Stephan Conaway, the CIO at Brent Council, explained that there were several reasons to select Xirrus, one of which was that it required fewer access points to provide good Wi-Fi coverage.
"It was crucial for us to be able to demonstrate cost efficiencies and minimal disruption to council operations. Competitors quoted us between 240 and 300 access points, whereas with Xirrus we were able to deploy 70, which has obvious cost benefits as fewer arrays meant considerably less cabling, switch ports and energy usage," he said.
"Flexibility was another differentiator as was the future-proofing our investment. This is an important factor as we approach the standardisation of 802.11ac in 2014 since we can easily add or swap 802.11ac modules into the existing Xirrus modular array chassis," he added.
The council has about 2,600 staff, and on a typical day 1,400 of its staff and 400 visitors are active on the wireless network at the same time. At peak time, this number sometimes rises to 2,000.
Many of the council's employees use their smartphones and tablets to do their work - about a third use their iPads to work every day. They have access to council email and productivity applications and Brent Council believes that the Wi-Fi it has installed will help them to stay on top of their work.
The council also believes that the Wi-Fi network is the reason it has seen a significant increase in visitors to its central library.
"We believe that Wi-Fi is mission-critical to council operations, helping us provide high-quality services to members of the public as well as creating a productive working environment for our staff," Conaway said.
Conaway said that he was happy with how the project was handled and with the final solution.
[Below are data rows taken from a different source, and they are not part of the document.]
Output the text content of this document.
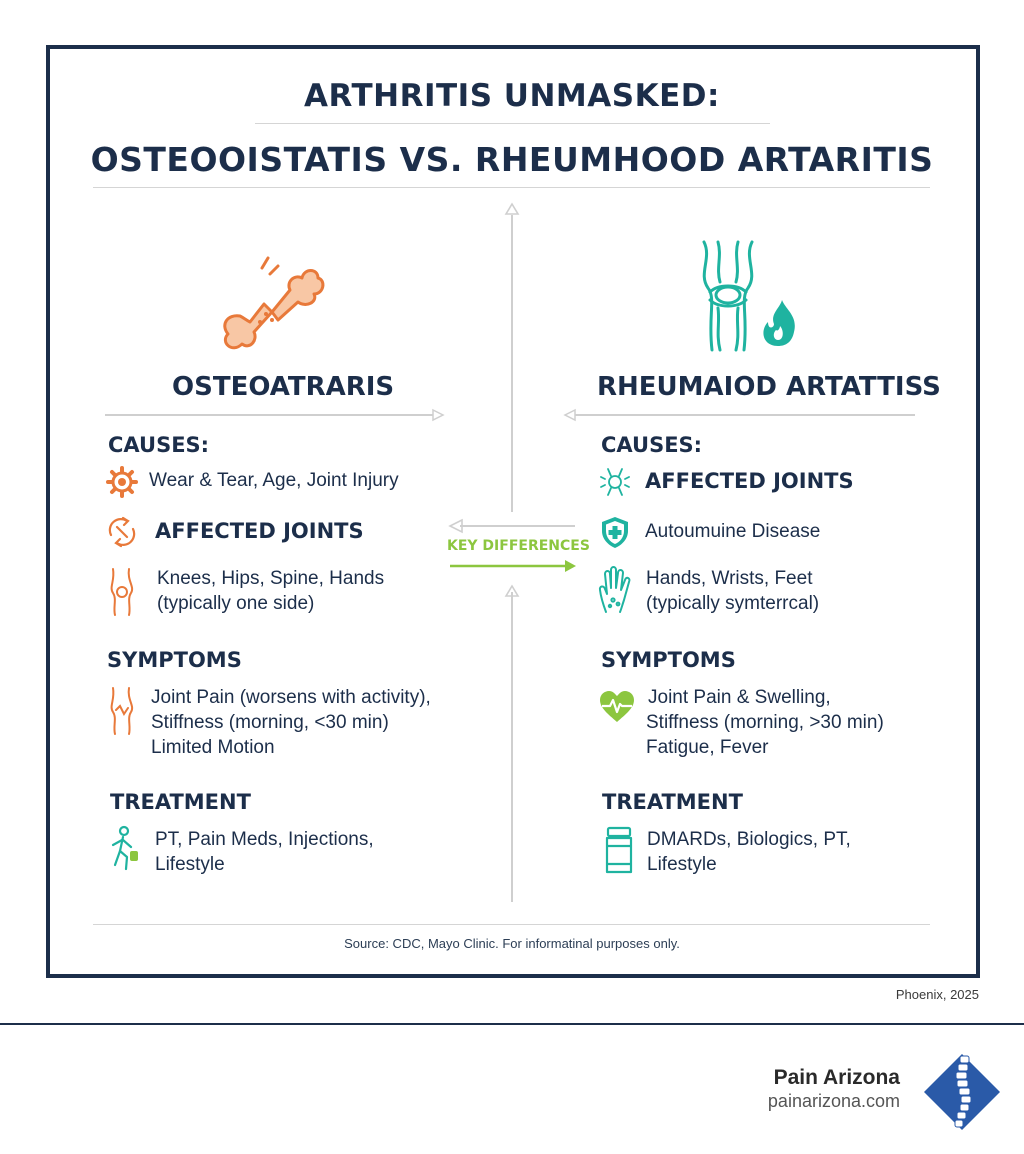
ARTHRITIS UNMASKED:
OSTEOOISTATIS VS. RHEUMHOOD ARTARITIS
KEY DIFFERENCES
OSTEOATRARIS
CAUSES:
Wear & Tear, Age, Joint Injury
AFFECTED JOINTS
Knees, Hips, Spine, Hands
(typically one side)
SYMPTOMS
Joint Pain (worsens with activity),
Stiffness (morning, <30 min)
Limited Motion
TREATMENT
PT, Pain Meds, Injections,
Lifestyle
RHEUMAIOD ARTATTISS
CAUSES:
AFFECTED JOINTS
Autoumuine Disease
Hands, Wrists, Feet
(typically symterrcal)
SYMPTOMS
Joint Pain & Swelling,
Stiffness (morning, >30 min)
Fatigue, Fever
TREATMENT
DMARDs, Biologics, PT,
Lifestyle
Source: CDC, Mayo Clinic. For informatinal purposes only.
Phoenix, 2025
Pain Arizona
painarizona.com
"We were very impressed with Xirrus' approach to the whole project, from the initial consultancy to the final delivery and are looking to introduce additional Xirrus access points and arrays in the coming months," Conaway added.
The council plans to continue the deployment of additional Xirrus wireless arrays throughout the remaining administration buildings and libraries to provide a single WLAN in the next few months.